Question 1:
Since I can not find the Amtel TPM listed in Device Manager on either machine and I do not have CSS installed, may I assume my TPMs are disabled? Lending further evidence to that assumption is that I can swap any of my eight PW protected HDDs between the two machines (after a power-down) and they accept the different HDDs at power-up just fine after entering the correct HDD PWs. I even use two different passwords across the eight HDDs …. that is, a different unique HDD PW for each machine.
Question 2:
If my TPMs are in fact disabled, then my BDE drives may not be encrypting data. I think I read somewhere that BDE/FDE drives use the TPM and the HDD PW to generate the encryption key or keys. If they were encrypting the data on the disks, then I should not be able to swap them between different machines (i.e different TPMs) like I can at present.

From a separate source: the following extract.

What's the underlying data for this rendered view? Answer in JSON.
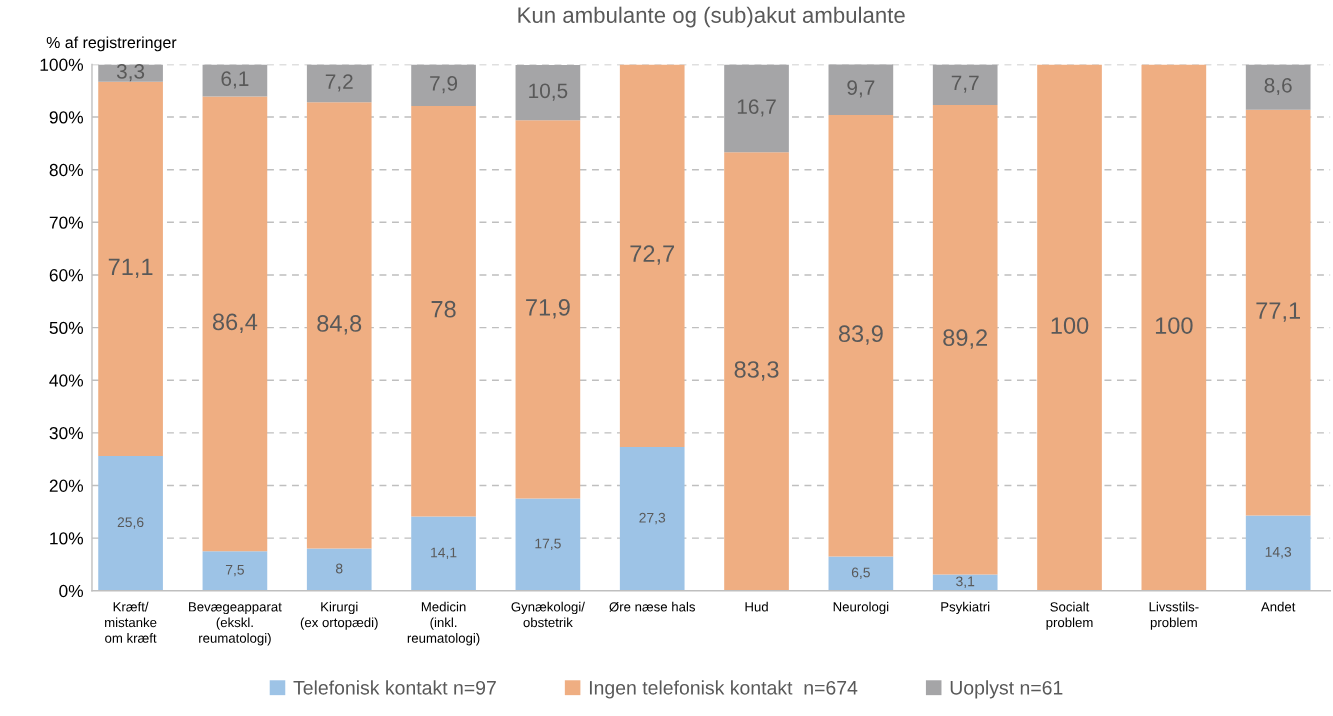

Does that sound correct?
Question 3:
If my assumption that enabling TPM will limit the use of my HDDs to only one unique machine, then may I presume that the BDE hardware-based encryption feature of my HDDs is not best suited for my situation of needing to be able to swap HDDs between two different machines on a moment's notice .... and that software based encryption (like I use on my external HDDs) would be more suitable?
Question 4:
Is it true that HDDs (non-FDE/BDE and FDE/BDE) that are used on a TPM "enabled" laptop (with a HDD PW also enabled) can lead to major data transfer headaches if your laptop TPM ever fails and/or the motherboard is replaced (i.e. your PW protected Hard Drives may not be useable on the repaired machine, including your back-up data from cloned PW protected backup HDDs)?
I thought I read somewhere that a PW protected HDD on a ThinkPad (with TPM enabled) will only work on that one ThinkPad.
If my understanding of how TPM works with HDD PWs (both regular and BDE/FDE drives), then what's the big deal about all the virtues of TPM and CSS for units that need to swap-in different data HDDs from other machines?
Is the TPM feature most suitable for traveling situations where potential theft of the laptop and its data is the major risk (rather than something like a failed motherboard that has to be replaced along with its TPM chip)?